• Les gastéropodes de la préhistoire

    Nos escargots modernes sont redevables à leur très lointains ancêtres qui ont pu naviguer à travers les cinq grandes périodes d'extinction massives qui ont rayé plus de 90% de tous les êtres vivants de l'Histoire de la terre. Certains représentants de ces gastéropodes (qui marchent sur l'estomac) ont continué leur lente marche évolutive et nous ont dotés d'une variété impressionnante de plus de 40,000 espèces vivantes de nos jours.  Mais le nombre d'espèces dépassait probablement 100,000 depuis l'explosion du Cambrien (il y a 541 à 485 millions d'années). Les premières traces de ces mollusques remonteraient à 600 millions d'années environ. 

    L’escargot des jardins (Cepaea hortensis) et le savoureux escargot de Bourgogne (Helix pomatia) nous sont bien connus. Mais avouons que nous en savons fort peu sur l'histoire et encore moins la préhistoire de ces mollusques au beurre à l'ail, légèrement caoutchouteux sous la dent.

    Une excursion dans certaines carrières et le long des affleurements sur le bord des routes est propres à combler quelques unes de nos lacunes.

    La ville de Gentilly au Québec offre un terrain privilégié pour nous plonger dans la PréHistoire, celle d'il y a 450 millions d'années.

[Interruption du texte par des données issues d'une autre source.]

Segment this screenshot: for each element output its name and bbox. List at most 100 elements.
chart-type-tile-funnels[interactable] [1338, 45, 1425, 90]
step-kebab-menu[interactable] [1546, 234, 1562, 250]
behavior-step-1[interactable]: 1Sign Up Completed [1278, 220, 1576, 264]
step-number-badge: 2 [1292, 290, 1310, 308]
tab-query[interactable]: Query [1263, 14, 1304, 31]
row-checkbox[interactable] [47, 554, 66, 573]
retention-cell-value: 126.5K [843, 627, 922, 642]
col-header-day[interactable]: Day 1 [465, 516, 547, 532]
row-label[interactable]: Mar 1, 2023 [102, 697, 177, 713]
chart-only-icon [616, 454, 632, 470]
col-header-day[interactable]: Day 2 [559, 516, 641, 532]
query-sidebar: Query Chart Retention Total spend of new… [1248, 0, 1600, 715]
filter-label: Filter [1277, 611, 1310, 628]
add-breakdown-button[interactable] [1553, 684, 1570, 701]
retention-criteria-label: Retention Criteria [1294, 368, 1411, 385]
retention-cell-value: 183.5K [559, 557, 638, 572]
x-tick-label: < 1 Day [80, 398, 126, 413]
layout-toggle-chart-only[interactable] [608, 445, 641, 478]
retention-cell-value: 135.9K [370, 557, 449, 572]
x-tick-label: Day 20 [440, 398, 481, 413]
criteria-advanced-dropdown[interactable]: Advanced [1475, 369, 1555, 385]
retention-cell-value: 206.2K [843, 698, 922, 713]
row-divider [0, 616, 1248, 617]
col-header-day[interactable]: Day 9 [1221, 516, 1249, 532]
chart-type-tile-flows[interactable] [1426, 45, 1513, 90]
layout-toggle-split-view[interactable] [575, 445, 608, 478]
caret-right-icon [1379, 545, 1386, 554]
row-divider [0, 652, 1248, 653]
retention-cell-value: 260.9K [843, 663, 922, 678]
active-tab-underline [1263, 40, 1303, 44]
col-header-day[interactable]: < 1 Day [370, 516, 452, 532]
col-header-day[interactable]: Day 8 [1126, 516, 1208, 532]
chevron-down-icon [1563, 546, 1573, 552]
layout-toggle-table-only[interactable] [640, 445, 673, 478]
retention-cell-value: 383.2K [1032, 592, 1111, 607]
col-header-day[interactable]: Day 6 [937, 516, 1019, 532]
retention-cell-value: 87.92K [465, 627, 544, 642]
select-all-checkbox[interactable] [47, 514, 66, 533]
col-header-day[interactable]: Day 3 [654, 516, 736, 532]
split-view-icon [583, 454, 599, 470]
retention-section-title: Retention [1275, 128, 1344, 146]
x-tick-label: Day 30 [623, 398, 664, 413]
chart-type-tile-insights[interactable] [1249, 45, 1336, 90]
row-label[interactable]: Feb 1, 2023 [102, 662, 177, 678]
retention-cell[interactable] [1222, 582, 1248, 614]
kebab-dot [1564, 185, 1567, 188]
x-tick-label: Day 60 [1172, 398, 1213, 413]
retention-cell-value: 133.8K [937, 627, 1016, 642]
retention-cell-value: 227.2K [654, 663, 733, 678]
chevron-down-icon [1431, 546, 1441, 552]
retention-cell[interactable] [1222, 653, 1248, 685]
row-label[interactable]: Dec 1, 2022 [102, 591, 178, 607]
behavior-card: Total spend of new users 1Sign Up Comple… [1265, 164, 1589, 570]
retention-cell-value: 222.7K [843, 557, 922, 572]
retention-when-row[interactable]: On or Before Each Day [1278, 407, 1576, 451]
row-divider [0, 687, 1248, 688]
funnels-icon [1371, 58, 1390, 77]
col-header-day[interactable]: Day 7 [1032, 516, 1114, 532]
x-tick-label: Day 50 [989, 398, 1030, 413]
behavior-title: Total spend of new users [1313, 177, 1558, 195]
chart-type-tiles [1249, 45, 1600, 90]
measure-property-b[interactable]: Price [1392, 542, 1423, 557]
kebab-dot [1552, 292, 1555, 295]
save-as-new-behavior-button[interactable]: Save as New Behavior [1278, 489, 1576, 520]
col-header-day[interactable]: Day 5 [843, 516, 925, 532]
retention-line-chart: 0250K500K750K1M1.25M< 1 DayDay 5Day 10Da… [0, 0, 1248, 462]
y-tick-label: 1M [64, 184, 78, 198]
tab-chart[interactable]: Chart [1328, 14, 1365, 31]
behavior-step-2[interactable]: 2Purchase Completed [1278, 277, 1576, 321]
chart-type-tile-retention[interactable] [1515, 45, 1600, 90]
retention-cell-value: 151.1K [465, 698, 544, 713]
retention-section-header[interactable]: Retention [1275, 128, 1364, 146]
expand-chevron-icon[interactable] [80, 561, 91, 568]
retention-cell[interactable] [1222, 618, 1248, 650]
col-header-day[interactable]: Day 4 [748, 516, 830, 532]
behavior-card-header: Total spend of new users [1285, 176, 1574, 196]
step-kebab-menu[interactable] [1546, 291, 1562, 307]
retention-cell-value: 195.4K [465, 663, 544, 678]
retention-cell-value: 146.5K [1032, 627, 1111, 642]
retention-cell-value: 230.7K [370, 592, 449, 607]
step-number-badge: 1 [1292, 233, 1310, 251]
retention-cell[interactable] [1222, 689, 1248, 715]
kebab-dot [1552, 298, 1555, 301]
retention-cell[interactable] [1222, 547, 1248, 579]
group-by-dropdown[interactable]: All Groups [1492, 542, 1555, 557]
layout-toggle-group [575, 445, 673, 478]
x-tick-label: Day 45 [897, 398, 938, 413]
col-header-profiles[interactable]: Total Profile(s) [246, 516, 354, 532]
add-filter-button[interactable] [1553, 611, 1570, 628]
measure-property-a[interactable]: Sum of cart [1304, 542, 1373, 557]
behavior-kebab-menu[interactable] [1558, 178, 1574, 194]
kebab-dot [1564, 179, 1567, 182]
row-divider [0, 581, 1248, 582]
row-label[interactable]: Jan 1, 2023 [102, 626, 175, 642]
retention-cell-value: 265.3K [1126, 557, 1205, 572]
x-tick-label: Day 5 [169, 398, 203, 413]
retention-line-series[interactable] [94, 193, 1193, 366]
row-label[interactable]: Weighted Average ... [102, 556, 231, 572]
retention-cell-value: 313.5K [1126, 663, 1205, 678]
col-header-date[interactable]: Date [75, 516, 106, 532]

Une période appelée l'Ordovicien et qui a suivie l'explosion de la biodiversité puis la Grande Extinction du Cambrien. Une période qui se terminera avec une autre Grande Extinction; celle l'Ordovicien-Silurien avec la disparition de 27 % des familles et de 57 % des genres d'animaux marins et une estimation de 85 % au niveau des espèces vivant alors.  Une grande glaciation a probablement été à l'origine de cette extinction de masse.

    Nous sommes dans la formation géologique de Pontgravé où le roc appartient au groupe de Richmond.  Ce roc garde les vestiges fossiles de la vie intense qui peuplait la mer il y a 450 millions d'années.  Des gastéropodes y foisonnaient; pour peu qu'on se mette le genou à terre et l'oeil au sol, on repartira avec une moisson, ma foi! plus que satisfaisante.  Isolés à travers la petite rocaille, ou toujours assemblés dans des blocs avec d'autres créatures avec lesquelles ils cohabitaient, les gastéropodes fossiles captent l'attention du passionné. Dix petites minutes en génuflexion en plein soleil m'ont suffit pour en ramasser une quinzaine.  Gardez en mémoire le numéro 10 de la figure suivante.  J'y reviendrai cette semaine: il raconte une histoire intéressante...

    Les gastéropodes de la préhistoire

    #1 et 5: Holopea sp.; #7: Lophospira sp., #14: Clathrospira subconica, et les autres: Paupospira beatrice (anciennement Lophospira beatrice)

    Les gastéropodes de la préhistoire

    Ce genre d'assemblage est fréquemment trouvé sur le site de Gentilly.  Les gastéropodes y sont profondément enfouies dans la matrice telles qu'ils étaient au moment de l'ensevelissement sous les sédiments.